D’autre part, tout comme Joseph, Esther est aimée de celui qui représente la figure paternelle à ses yeux (Gn 37.3 ; Esther 2.7, 11). Comme Joseph, elle est « belle de forme et d’apparence » (Gn 39.6 ; Esther 2.7) et semble susciter l’appétit sexuel d’au moins un autre protagoniste (cf. Gn 39.7-12).
Joseph et Mardochée
Joseph et Mardochée accèdent tous deux à des postes élevés au sein de la cour d’un roi étranger et utilisent leur position pour secourir leur famille ou leur peuple. Tous deux sont honorés d’une manière semblable : ils reçoivent un vêtement spécial, ils sont promenés à cheval dans les rues de la ville tandis que l’on proclame de manière officielle leur élévation, et on les revêt de l’anneau royal (Gn 41.42-43 ; Esther 6.11 ; 8.2).
D’autres similitudes lexicales et syntaxiques peuvent être relevés ici et là. Adele Berlin (Esther, xxxvii) relève par exemple que Gn 39.10 et Esther 3.4 contiennent une clause quasiment identique (« quoi qu’elle continuait à parler jour après jour… il ne l’écoutait pas »). Pour le lecteur moderne, ce parallèle peut sembler fortuit. Néanmoins, cette clause semble manquer de cohérence dans le contexte d’Esther : si Mardochée n’écoutait pas les autres serviteurs du roi qui étaient avec lui à la porte, pourquoi finit-il par leur dire qu’il est juif ? Ce type d’incohérence dans la réutilisation d’un texte source est commun dans la Bible hébraïque – il s’agit même d’un marqueur pouvant établir l’intentionnalité et la « direction » de l’allusion (voir Guillaume Bourin, « Évaluer les connexions intertextuelles au sein du canon biblique : une méthodologie », RR 289, 2019/1).

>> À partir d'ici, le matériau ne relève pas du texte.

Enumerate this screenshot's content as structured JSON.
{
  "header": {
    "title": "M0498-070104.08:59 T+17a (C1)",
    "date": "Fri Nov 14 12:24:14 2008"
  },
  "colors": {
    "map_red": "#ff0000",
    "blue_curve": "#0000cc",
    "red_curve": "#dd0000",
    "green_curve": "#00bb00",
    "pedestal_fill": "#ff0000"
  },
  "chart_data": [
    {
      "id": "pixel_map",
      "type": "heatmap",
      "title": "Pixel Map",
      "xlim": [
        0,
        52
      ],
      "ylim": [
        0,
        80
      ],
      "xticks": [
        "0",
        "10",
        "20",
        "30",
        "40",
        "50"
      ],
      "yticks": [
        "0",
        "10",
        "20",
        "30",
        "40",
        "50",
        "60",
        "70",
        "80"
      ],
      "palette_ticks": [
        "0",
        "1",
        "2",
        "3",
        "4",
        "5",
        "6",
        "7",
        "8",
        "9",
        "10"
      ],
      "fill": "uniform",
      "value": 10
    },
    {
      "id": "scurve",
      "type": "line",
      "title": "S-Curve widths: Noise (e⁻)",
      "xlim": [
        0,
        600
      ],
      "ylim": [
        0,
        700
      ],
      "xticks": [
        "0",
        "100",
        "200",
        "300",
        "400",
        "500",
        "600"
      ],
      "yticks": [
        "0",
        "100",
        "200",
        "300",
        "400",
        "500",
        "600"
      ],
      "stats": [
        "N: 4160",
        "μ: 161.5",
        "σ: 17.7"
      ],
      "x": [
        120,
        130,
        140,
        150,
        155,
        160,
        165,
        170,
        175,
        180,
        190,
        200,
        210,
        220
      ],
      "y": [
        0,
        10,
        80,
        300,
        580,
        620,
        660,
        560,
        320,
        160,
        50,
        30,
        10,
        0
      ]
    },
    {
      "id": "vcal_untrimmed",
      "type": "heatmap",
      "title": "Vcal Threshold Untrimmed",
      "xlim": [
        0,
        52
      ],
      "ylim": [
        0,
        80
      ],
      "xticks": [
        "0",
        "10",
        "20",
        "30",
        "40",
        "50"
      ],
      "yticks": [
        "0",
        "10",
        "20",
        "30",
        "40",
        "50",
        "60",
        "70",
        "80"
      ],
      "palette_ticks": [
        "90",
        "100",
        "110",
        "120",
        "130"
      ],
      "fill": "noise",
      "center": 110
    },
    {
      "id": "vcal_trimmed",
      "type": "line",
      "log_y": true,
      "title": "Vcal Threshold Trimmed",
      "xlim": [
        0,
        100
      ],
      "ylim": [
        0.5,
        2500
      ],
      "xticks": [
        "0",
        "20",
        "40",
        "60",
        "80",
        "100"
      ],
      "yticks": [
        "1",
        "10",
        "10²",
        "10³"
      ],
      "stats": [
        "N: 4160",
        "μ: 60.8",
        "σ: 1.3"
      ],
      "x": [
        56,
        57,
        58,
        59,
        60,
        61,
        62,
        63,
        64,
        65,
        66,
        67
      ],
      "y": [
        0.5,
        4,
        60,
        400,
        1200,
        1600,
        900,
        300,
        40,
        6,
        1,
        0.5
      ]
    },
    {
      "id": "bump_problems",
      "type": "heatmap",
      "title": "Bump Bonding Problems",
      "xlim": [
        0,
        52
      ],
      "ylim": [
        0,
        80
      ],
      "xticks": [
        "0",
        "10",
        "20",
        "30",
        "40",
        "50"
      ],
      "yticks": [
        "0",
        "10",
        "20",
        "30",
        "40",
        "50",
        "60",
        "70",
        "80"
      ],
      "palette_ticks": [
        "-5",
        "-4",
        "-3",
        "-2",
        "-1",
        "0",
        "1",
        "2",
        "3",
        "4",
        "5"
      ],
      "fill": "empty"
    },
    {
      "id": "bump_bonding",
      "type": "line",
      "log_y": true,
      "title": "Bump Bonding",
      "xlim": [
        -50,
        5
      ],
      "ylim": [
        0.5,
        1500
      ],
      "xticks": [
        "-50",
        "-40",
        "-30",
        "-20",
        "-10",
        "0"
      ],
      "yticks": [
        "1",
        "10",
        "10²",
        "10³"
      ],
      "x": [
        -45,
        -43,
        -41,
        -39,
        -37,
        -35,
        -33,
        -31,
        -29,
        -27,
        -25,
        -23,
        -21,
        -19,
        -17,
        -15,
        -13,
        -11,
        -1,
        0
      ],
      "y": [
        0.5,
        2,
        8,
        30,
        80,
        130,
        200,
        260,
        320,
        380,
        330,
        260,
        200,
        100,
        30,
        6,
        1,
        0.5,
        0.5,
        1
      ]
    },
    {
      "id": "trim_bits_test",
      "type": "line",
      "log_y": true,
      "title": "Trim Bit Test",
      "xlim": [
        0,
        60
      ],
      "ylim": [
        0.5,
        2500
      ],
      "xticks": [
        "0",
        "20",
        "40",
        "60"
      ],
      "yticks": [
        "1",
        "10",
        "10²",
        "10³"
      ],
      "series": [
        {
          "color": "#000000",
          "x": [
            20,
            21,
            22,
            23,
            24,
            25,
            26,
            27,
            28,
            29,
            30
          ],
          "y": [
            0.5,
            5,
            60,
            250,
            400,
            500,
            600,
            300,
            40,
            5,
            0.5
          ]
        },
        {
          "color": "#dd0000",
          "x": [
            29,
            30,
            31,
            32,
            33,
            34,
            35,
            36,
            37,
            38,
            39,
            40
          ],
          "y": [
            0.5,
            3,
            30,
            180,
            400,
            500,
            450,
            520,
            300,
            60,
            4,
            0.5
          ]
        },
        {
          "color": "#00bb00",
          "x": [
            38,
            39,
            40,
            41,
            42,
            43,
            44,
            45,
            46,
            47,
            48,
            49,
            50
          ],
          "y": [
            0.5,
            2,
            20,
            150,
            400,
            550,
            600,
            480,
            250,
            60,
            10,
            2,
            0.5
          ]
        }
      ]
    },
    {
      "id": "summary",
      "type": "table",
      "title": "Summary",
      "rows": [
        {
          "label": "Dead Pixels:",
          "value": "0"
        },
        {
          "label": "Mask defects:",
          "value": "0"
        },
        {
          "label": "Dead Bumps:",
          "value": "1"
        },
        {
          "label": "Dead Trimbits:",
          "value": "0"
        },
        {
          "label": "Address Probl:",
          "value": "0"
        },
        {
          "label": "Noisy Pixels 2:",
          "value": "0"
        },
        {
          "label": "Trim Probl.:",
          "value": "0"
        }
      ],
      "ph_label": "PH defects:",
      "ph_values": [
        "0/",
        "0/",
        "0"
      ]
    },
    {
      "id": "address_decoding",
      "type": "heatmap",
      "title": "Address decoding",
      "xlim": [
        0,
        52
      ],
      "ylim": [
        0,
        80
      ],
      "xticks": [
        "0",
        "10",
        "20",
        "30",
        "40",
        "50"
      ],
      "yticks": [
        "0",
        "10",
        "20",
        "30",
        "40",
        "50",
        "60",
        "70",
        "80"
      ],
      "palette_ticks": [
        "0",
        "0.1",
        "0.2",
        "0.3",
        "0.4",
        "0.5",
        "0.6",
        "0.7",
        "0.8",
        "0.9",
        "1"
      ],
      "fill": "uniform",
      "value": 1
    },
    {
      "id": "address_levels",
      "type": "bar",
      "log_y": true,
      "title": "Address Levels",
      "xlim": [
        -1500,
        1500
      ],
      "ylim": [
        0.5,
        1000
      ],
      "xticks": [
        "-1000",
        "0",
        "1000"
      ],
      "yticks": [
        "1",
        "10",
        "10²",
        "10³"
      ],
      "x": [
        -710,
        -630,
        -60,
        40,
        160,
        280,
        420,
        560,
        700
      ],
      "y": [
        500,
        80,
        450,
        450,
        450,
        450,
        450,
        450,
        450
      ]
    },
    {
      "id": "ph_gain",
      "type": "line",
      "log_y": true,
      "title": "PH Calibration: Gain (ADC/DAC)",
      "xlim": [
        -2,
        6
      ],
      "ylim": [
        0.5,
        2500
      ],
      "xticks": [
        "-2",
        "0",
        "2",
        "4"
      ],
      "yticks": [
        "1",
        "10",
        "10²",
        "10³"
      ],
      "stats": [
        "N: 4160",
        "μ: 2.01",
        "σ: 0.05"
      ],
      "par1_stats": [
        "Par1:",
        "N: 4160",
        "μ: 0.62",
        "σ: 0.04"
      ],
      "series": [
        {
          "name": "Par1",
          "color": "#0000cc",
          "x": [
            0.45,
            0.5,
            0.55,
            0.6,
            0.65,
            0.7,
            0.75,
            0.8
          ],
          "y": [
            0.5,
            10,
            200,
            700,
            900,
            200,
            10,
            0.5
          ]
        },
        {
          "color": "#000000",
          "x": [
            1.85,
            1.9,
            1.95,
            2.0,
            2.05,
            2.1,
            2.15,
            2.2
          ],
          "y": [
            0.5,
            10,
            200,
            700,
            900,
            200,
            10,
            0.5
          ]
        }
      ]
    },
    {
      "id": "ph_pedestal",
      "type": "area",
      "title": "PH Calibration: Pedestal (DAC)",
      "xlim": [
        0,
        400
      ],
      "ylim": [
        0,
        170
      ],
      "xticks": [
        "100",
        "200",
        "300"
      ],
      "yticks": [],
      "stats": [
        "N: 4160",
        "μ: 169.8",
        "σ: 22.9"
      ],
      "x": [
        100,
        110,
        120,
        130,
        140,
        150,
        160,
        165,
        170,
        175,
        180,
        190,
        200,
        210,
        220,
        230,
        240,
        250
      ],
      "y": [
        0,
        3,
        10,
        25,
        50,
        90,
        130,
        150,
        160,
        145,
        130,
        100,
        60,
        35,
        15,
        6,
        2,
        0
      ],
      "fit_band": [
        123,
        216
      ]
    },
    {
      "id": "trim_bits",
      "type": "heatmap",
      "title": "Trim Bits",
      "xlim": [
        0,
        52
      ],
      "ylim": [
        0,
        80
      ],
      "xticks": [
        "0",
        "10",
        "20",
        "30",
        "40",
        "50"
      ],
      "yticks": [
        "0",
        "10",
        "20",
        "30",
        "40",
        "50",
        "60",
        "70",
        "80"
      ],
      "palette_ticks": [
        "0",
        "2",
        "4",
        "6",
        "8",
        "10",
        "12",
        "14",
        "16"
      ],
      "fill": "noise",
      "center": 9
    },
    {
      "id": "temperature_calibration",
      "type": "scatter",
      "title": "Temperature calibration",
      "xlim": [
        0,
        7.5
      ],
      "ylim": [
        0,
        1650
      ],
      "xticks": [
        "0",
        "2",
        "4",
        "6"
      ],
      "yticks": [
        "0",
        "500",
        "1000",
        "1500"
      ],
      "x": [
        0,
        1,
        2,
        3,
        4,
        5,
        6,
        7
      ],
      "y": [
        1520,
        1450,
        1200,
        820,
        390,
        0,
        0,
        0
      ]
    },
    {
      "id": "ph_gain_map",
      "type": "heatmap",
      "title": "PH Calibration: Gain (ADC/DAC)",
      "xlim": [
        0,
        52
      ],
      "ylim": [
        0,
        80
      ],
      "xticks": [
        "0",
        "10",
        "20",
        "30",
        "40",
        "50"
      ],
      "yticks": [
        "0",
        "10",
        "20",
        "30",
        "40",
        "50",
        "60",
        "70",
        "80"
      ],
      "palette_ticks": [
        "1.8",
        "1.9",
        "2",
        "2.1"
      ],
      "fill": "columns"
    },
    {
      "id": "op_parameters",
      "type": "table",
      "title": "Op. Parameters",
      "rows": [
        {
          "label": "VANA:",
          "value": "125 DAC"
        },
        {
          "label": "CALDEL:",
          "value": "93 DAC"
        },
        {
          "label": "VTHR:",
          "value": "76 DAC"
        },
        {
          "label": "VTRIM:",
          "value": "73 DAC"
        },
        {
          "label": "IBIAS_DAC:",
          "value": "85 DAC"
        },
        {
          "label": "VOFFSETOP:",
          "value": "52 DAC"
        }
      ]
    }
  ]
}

Berlin suggère également d’autres points de contacts potentiels entre Gn 44.34 et Esther 8.6 ; Gn 43.14 et Esther 4.16 ; Gn 41.34-37 et Esther 2.3-4.
On notera que les deux récits contiennent plusieurs motifs communs, pour certains très spécifiques :
• L’action principale se déroule au sein d’une cour royale étrangère ;
• Les principaux protagonistes voient leur fortune décliner, mais ils surmontent leurs difficultés et finissent par accéder à la prééminence ;
• Des eunuques complotent contre le roi et deviennent le moyen par lequel les protagonistes peuvent lui venir en aide ;
• Une scène de banquet où la véritable identité de l’hôte ou de l’hôtesse est révélée ;
• Une punition par pendaison.
Conclusion
Certes, de profondes différences existent entre ces deux récits et le modèle allusif de l’auteur d’Esther demeure particulièrement opaque. Mais l’accumulation de ces points de contacts, notamment thématiques, est significative. Elle suggère une relation directe et intentionnelle.
Bien que nous ne puissions l’affirmer avec certitude, il semble que l’auteur du livre d’Esther se soit inspiré des traditions reflétées dans le cycle de Joseph et, ce faisant, qu’il associe le succès des juifs de Perse à celui de la famille de Jacob en Égypte.